The most pointless docker command ever
My favourite docker command is a good place to start. Running
docker run -ti --privileged --net=host --pid=host --ipc=host --volume /:/host busybox chroot /host
Generates an error. Both --pid=host and --ipc=host don’t work with rootless containers, after removing those we get dropped to a root shell with access to what looks like the root filesystem of the underlying host. Trying to modify things, however, shows we’re not in the real root filesystem. We can add files in system directories like /etc , however exiting the container shows that the files haven’t actually been created, so it’s obvious that our volume mount didn’t have the effect it would have had, if we had been running a rootful container.
amicontained
Running amicontained from inside a rootless container shows that it’s easy to detect that we’re in a user namespace, and indeed information is available about how UIDs are being mapped inside the container
Container Runtime: docker
Has Namespaces:
pid: true
user: true
User Namespace Mappings:
Container -> 0 Host -> 1000 Range -> 1
Container -> 1 Host -> 100000 Range -> 65536
AppArmor Profile: unconfined
Capabilities:
BOUNDING -> chown dac_override fowner fsetid kill setgid setuid setpcap net_bind_service net_raw sys_chroot mknod audit_write setfcap
Seccomp: filtering
Blocked Syscalls (64):
MSGRCV SYSLOG SETSID USELIB USTAT SYSFS VHANGUP PIVOT_ROOT _SYSCTL ACCT SETTIMEOFDAY MOUNT UMOUNT2 SWAPON SWAPOFF REBOOT SETHOSTNAME SETDOMAINNAME IOPL IOPERM CREATE_MODULE INIT_MODULE DELETE_MODULE GET_KERNEL_SYMS QUERY_MODULE QUOTACTL NFSSERVCTL GETPMSG PUTPMSG AFS_SYSCALL TUXCALL SECURITY LOOKUP_DCOOKIE CLOCK_SETTIME VSERVER MBIND SET_MEMPOLICY GET_MEMPOLICY KEXEC_LOAD ADD_KEY REQUEST_KEY KEYCTL MIGRATE_PAGES FUTIMESAT UNSHARE MOVE_PAGES UTIMENSAT PERF_EVENT_OPEN FANOTIFY_INIT NAME_TO_HANDLE_AT OPEN_BY_HANDLE_AT SETNS PROCESS_VM_READV PROCESS_VM_WRITEV KCMP FINIT_MODULE KEXEC_FILE_LOAD BPF USERFAULTFD PKEY_MPROTECT PKEY_ALLOC PKEY_FREE IO_PGETEVENTS RSEQ
botb
Using botb to try and autopwn out of a container that has the docker socket mounted runs us into a problem, which is that it tries to use --pid=host and --ipc=host as part of the breakout.
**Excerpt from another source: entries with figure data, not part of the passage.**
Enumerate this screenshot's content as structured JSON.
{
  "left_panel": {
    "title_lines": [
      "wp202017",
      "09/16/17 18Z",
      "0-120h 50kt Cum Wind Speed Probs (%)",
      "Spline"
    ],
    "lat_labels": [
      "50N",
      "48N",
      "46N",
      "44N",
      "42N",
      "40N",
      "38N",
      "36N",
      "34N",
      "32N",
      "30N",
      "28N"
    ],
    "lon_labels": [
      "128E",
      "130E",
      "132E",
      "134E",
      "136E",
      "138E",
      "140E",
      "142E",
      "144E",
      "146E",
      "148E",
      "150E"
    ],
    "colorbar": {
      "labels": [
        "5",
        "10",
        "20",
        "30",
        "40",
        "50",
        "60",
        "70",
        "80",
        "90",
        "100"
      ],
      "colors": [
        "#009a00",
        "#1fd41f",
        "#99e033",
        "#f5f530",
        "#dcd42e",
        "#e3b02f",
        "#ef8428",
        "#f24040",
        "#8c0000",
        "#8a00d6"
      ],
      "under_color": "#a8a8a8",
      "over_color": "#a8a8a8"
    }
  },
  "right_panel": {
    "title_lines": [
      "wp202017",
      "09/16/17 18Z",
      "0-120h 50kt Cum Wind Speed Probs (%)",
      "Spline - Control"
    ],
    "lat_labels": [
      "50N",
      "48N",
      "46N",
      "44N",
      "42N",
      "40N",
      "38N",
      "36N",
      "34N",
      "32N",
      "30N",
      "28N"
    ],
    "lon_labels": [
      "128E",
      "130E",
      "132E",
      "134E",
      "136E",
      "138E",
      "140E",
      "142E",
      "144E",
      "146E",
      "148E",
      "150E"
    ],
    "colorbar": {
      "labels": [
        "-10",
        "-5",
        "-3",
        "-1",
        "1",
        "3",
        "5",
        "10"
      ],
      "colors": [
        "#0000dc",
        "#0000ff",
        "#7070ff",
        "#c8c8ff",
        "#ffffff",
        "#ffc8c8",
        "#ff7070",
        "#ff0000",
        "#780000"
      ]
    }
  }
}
This is, in general, a possibly interesting point about container breakout tools, as they’re unlikely to take account of rootless containers.
Conclusion
Rootless containers are a great addition to Docker’s repetoire. In situations where you want to have users run docker commands without giving the root access to the underlying host, this will really help out. The setup and usuability are great, but you need to take account of the fact that certain things just won’t work the same way as functions reserved for the root user on the host machine won’t be usuable.